HIST 1032 - U.S. History since 1865

Credits: 4
Hours/Week: Lecture 4 Lab None
Course Description: This course surveys U.S. history from 1865 to the present, exploring the major events, figures, ideas, and movements during that time using both primary and secondary sources. Students will be introduced to several recurring themes including citizenship, immigration, capitalism and labor, science and technology, American imperialism, liberation and rights movements, political and social reform, globalization, and changing conceptions of race and gender.
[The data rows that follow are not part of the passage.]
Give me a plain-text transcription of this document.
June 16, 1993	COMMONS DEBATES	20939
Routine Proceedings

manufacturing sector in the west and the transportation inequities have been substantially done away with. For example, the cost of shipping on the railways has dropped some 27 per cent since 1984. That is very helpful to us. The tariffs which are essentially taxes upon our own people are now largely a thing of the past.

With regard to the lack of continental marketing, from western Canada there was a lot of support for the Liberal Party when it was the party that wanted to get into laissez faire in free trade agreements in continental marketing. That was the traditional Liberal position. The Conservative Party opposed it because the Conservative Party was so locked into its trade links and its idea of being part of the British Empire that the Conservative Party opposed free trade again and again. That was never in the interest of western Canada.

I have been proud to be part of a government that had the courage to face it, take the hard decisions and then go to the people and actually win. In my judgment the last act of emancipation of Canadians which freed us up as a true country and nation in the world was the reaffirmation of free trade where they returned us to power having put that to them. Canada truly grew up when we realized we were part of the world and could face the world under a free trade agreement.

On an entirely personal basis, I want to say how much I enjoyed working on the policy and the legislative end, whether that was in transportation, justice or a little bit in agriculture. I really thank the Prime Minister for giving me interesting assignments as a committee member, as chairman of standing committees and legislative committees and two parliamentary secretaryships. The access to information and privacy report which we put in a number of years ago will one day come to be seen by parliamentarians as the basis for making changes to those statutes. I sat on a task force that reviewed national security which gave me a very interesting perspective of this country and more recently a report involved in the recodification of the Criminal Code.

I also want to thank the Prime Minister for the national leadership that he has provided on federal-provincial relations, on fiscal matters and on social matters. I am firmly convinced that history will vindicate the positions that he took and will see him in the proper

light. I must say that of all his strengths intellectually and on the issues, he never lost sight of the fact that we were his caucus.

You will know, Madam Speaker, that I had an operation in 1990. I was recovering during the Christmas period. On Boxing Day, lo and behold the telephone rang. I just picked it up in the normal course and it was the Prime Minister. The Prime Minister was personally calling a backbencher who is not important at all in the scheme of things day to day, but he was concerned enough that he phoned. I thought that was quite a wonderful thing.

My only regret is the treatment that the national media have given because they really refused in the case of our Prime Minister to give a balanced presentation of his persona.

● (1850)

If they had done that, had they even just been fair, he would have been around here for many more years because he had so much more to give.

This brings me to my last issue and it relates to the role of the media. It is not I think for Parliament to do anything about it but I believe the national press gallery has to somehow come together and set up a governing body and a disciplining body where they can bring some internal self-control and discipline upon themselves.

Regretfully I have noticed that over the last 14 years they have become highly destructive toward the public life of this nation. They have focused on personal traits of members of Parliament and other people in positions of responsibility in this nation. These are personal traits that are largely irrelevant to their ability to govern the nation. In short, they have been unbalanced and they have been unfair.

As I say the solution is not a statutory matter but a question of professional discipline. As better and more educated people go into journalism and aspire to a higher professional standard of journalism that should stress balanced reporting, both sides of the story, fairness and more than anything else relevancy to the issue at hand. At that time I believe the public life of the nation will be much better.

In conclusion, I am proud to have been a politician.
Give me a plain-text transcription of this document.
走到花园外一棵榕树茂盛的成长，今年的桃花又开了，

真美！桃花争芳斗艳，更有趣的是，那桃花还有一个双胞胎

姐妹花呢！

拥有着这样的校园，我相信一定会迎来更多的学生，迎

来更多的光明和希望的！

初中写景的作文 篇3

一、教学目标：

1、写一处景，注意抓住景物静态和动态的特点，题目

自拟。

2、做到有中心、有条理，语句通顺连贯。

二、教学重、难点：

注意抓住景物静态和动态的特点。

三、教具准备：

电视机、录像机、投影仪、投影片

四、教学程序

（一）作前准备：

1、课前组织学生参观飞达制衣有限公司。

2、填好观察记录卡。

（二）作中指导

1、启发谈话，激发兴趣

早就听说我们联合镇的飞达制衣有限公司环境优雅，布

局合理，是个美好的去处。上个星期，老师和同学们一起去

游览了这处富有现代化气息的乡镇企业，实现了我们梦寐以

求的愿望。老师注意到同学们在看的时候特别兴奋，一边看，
In addition to examining the past, the course will familiarize students with the uses and limitations of historical sources, how knowledge about the past is produced, and the relevance of history to contemporary issues and questions.
MnTC Goals
5 History/Social/Behavioral Science, 7 Human Diversity

Prerequisite(s): Course placement into college-level English and Reading OR completion of ENGL 0950  with a grade of C or higher OR completion of RDNG 0940  with a grade of C or higher and qualifying English Placement Exam OR completion of RDNG 0950  with a grade of C or higher and ENGL 0090  with a grade of C or higher OR completion of ESOL 0051  with a grade of C or higher and ESOL 0052  with a grade of C or higher.
Corequisite(s): None
Recommendation: None

Major Content

  1. Reconstruction and the Rise of Racial Segregation
  2. The Conquest of the West
  3. Industrialization and the Technological Revolution
  4. Populism, Labor Upheaval, and the Gilded Age
  5. Immigration and Urbanization
  6. The Progressive Era
  7. American Empire and World War I
  8. The 1920s, the Great Depression, and the New Deal
  9. World War II
  10. The Cold War: Science, Culture, and Politics
  11. Cold War Interventions
  12. The Civil Rights Movement
  13. The Rise of Liberalism
  14. Activism and Liberation Movements
  15. The Rise of Conservatism
  16. U.S. Interventionism since 1973
  17. Globalization

Learning Outcomes
At the end of this course students will be able to:

  1. explain the relationship of events, people, and developments in U.S. History from 1865 to the present
  2. make use of historical thinking by evaluating the relevance of U.S. History to the modern world and to their own lives.
  3. analyze diverse historical materials, distinguishing primary from secondary sources.
  4. demonstrate effective use of historical evidence and methods.
  5. evaluate varied perspectives of human history using knowledge of diverse peoples within their distinctive historical contexts.

Competency 1 (1-6)
05. 01. Employ the methods and data that historians and social and behavioral scientists use to investigate the human condition.

05. 02. Examine social institutions and processes across a range of historical periods and cultures.

05. 03. Use and critique alternative explanatory systems or theories.
Competency 2 (7-10)
07. 01. Understand the development of and the changing meanings of group identities in the United States’ history and culture.

07. 03. Analyze their own attitudes, behaviors, concepts and beliefs regarding diversity, racism, and bigotry.

07. 04. Describe and discuss the experience and contributions (political, social, economic, etc.) of the many groups that shape American society and culture, in particular those groups that have suffered discrimination and exclusion.